Wieder on Tour (Tag 17)
Aktualisiert: 1. Juli 2022
„Heute geht es wieder los“, denkt sich Kyra, als sie die Decke wegzieht und ihr Knie betrachtet. Es sieht besser aus, ein blau-grün-violetter Bluterguss bahnt sich seinen Weg an der Kniescheibe vorbei. Erst einmal schnell duschen, dann alles aufräumen und einpacken und ab zum Frühstück. Es ist Montag und entsprechend leer ist das Hotel, wenige Familien, ein paar Geschäftsreisende, eine verkleinerte Auswahl am Buffet.“ Schade, den Joghurt mit den frischen Erdbeeren gibt es nicht mehr“, bemerkt Michi mit einer vollen Schüssel Naturjoghurt.
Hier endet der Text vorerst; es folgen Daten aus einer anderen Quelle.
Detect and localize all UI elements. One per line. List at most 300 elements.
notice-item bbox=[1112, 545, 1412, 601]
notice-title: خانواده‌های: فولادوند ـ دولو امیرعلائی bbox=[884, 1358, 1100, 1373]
Auf dem Joghurt versinkt langsam ein kleiner Berg Waldbeeren. Dafür gibt es leckere Pancakes. Wir beide werden ordentlich statt. Man geht es uns gut! Wir gehen zurück zu unserem Zimmer, nochmal auf Toilette und ab mit den Drahteseln durch den Flur und Aufzug nach draußen. Kurz noch auschecken und los geht’s! Die ersten Meter werden geschoben, damit Kyra und Emil im halbwegs flachen starten können. Die ersten Tritte… Und es klappt gut! So werden die ersten Meter schnell hinter uns gebracht. Ein netter älterer Herr winkt uns zu und wünscht uns eine gute Fahrt. Er sagt noch etwas auf Norwegisch und wir geben zu verstehen, dass wir nur englisch sprechen. Er wechselt sofort ins Englische und bietet uns warmes Wasser an. Er ist sehr interessiert an unserer Tour und hat großen Respekt. Zum Schluss warnt er uns noch vor den Menschen in den Städten: „passt auf! Nicht, dass euch etwas geklaut wird!“. Wir fahren weiter, raus aus der Stadt, raus aus Oslo. Dabei erwischt uns ein erster kleiner Regenschauer, doch wir ziehen mutig nur die Regenjacken an und wir haben Glück! Der Regen verzieht sich und die Hosen bleiben trocken. Nach Lillestrøm wird es merklich leerer. Wir fahren durch einige Wälder und kommen nur dann in die Zivilisation, wenn wir die E6 kreuzen. Und das passiert heute mal wieder nicht selten. Bestimmt fünf bis sechs Mal über- oder unterqueren wir die Autobahn.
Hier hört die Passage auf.